Ah King
- First edition cover
- Author: W. Somerset Maugham
- Genre: Short story collection
- Publisher: Heinemann
- Publication date: September 1933

= Ah King =

Collection of Short Stories

Ah King is a collection of short stories by W. Somerset Maugham set in the Federated Malay States and elsewhere in Southeast Asia during the 1920s. It was first published by the UK publishing house Heinemann in September 1933; the first American edition was published on November 8 of the same year by Doubleday Doran, New York. The book was published in French translation as La Femme dans la Jungle (1935) and in Spanish as Ah King, mi criado china (1946). A Chinese translation by Ye Zun under the title 阿金 : 六篇小说 (Ah Jin: Liu pian xiaoshuo) was published by Zhejiang Literature and Art Publishing House in 2018.

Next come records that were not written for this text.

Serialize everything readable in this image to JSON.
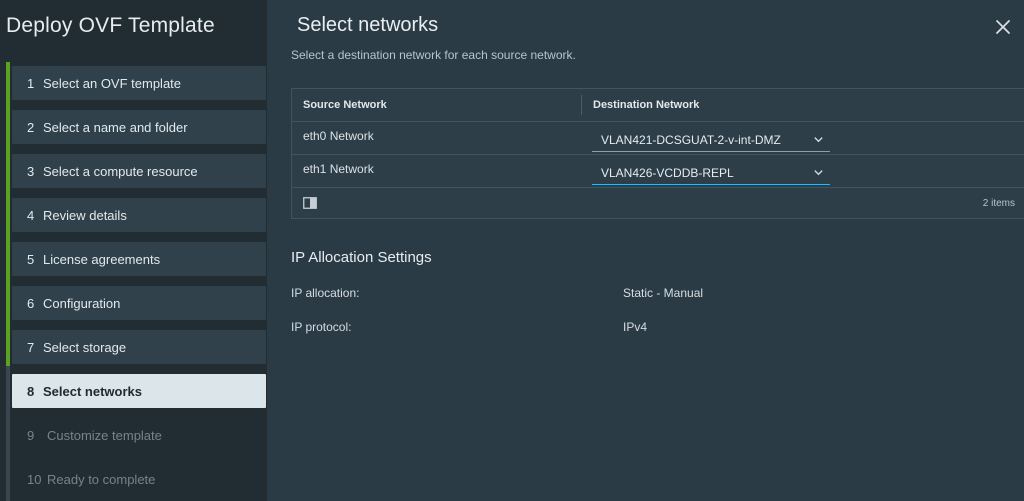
{
  "wizard": {
    "title": "Deploy OVF Template",
    "steps": [
      {
        "num": "1",
        "label": "Select an OVF template"
      },
      {
        "num": "2",
        "label": "Select a name and folder"
      },
      {
        "num": "3",
        "label": "Select a compute resource"
      },
      {
        "num": "4",
        "label": "Review details"
      },
      {
        "num": "5",
        "label": "License agreements"
      },
      {
        "num": "6",
        "label": "Configuration"
      },
      {
        "num": "7",
        "label": "Select storage"
      },
      {
        "num": "8",
        "label": "Select networks"
      },
      {
        "num": "9",
        "label": "Customize template"
      },
      {
        "num": "10",
        "label": "Ready to complete"
      }
    ]
  },
  "page": {
    "title": "Select networks",
    "subtitle": "Select a destination network for each source network."
  },
  "grid": {
    "columns": [
      "Source Network",
      "Destination Network"
    ],
    "rows": [
      {
        "source": "eth0 Network",
        "destination": "VLAN421-DCSGUAT-2-v-int-DMZ"
      },
      {
        "source": "eth1 Network",
        "destination": "VLAN426-VCDDB-REPL"
      }
    ],
    "item_count": "2 items"
  },
  "ip_settings": {
    "title": "IP Allocation Settings",
    "allocation_label": "IP allocation:",
    "allocation_value": "Static - Manual",
    "protocol_label": "IP protocol:",
    "protocol_value": "IPv4"
  },
  "colors": {
    "completed_rail": "#5aa220",
    "focus_underline": "#49afd9"
  },
  "icons": [
    "close-icon",
    "chevron-down-icon",
    "column-toggle-icon"
  ]
}
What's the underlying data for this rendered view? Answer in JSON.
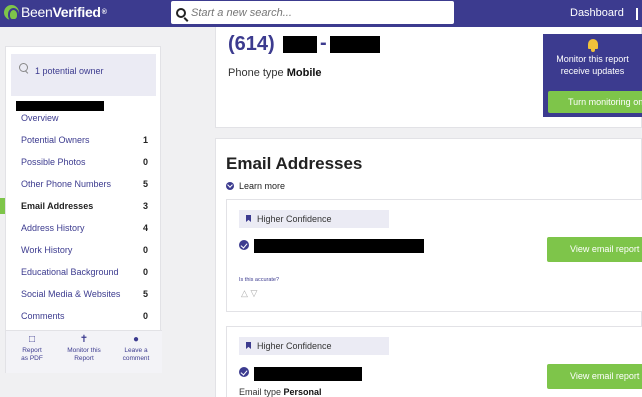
{
  "header": {
    "logo_been": "Been",
    "logo_verified": "Verified",
    "logo_tm": "®",
    "search_placeholder": "Start a new search...",
    "dashboard_label": "Dashboard"
  },
  "sidebar": {
    "owner_label": "1 potential owner",
    "items": [
      {
        "label": "Overview",
        "count": ""
      },
      {
        "label": "Potential Owners",
        "count": "1"
      },
      {
        "label": "Possible Photos",
        "count": "0"
      },
      {
        "label": "Other Phone Numbers",
        "count": "5"
      },
      {
        "label": "Email Addresses",
        "count": "3"
      },
      {
        "label": "Address History",
        "count": "4"
      },
      {
        "label": "Work History",
        "count": "0"
      },
      {
        "label": "Educational Background",
        "count": "0"
      },
      {
        "label": "Social Media & Websites",
        "count": "5"
      },
      {
        "label": "Comments",
        "count": "0"
      }
    ],
    "footer": {
      "report_pdf_line1": "Report",
      "report_pdf_line2": "as PDF",
      "monitor_line1": "Monitor this",
      "monitor_line2": "Report",
      "comment_line1": "Leave a",
      "comment_line2": "comment"
    }
  },
  "phone": {
    "area_code": "(614)",
    "dash": "-",
    "type_prefix": "Phone type ",
    "type_value": "Mobile"
  },
  "monitor": {
    "line1": "Monitor this report",
    "line2": "receive updates",
    "button": "Turn monitoring on"
  },
  "emails": {
    "title": "Email Addresses",
    "learn_more": "Learn more",
    "cards": [
      {
        "confidence": "Higher Confidence",
        "accurate_q": "Is this accurate?",
        "view_button": "View email report"
      },
      {
        "confidence": "Higher Confidence",
        "type_prefix": "Email type ",
        "type_value": "Personal",
        "view_button": "View email report"
      }
    ]
  }
}
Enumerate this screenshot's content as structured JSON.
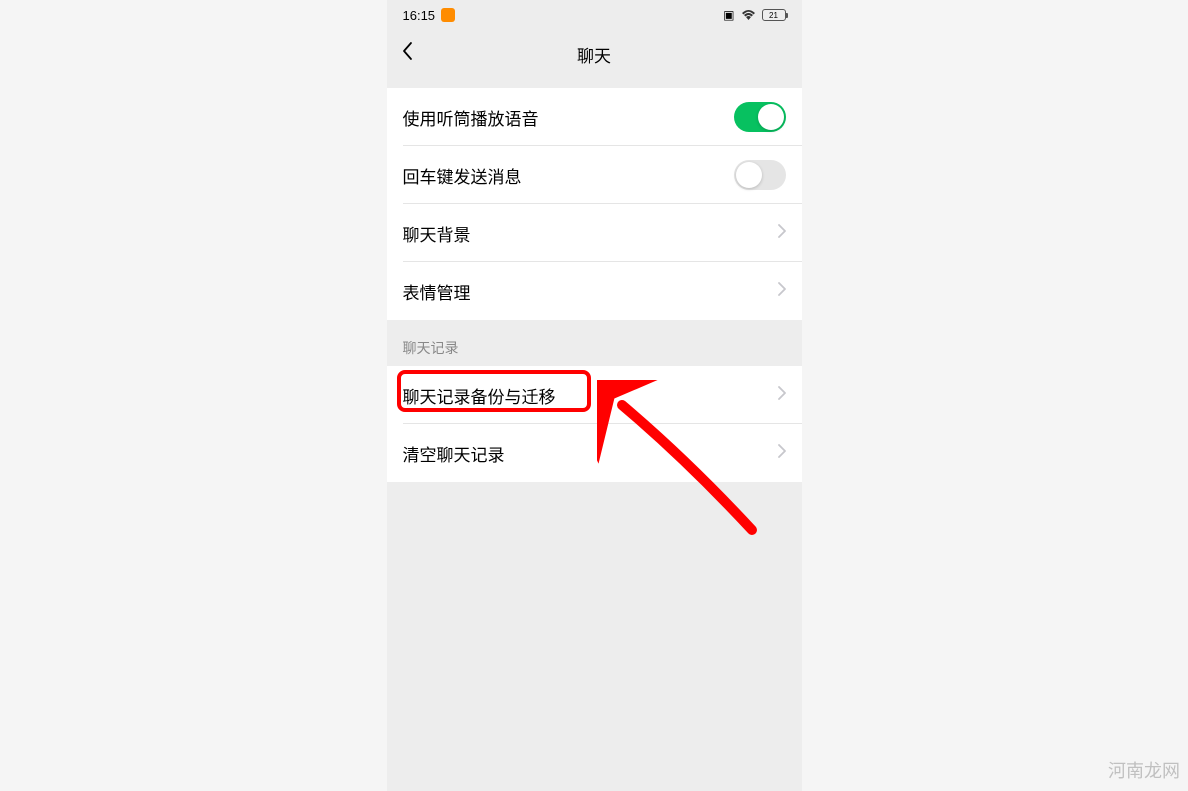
{
  "status_bar": {
    "time": "16:15",
    "battery_level": "21"
  },
  "header": {
    "title": "聊天"
  },
  "group1": {
    "row1": {
      "label": "使用听筒播放语音",
      "toggle": true
    },
    "row2": {
      "label": "回车键发送消息",
      "toggle": false
    },
    "row3": {
      "label": "聊天背景"
    },
    "row4": {
      "label": "表情管理"
    }
  },
  "section2": {
    "header": "聊天记录",
    "row1": {
      "label": "聊天记录备份与迁移"
    },
    "row2": {
      "label": "清空聊天记录"
    }
  },
  "watermark": "河南龙网"
}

Like The Casuarina Tree, Ah King was loosely based on Maugham's experiences traveling with his companion Gerald Haxton in the region for six months in 1921 and four months in 1925. The short stories collected in both volumes had appeared previously in magazines.

== Contents ==
1. Footprints in the Jungle
2. The Door of Opportunity
3. The Vessel of Wrath
4. The Book-Bag
5. The Back of Beyond
6. Neil MacAdam

== Explanation of the title ==
In the preface to the collection, Maugham recounts how he engaged a servant in Singapore to assist him in his travels. Ah King, a twenty-year old man, accompanied him for six months. When Maugham was about to depart for Europe and the time came for them to part ways, Ah King surprised the author by bursting into tears (having shown little sign of emotion previously on the journey), leading Maugham to dedicate the volume to him.

== Adaptations ==
The short story "Neil MacAdam" was dramatized for the stage in 1941 by Paulo Braga as O Fruto Proibido.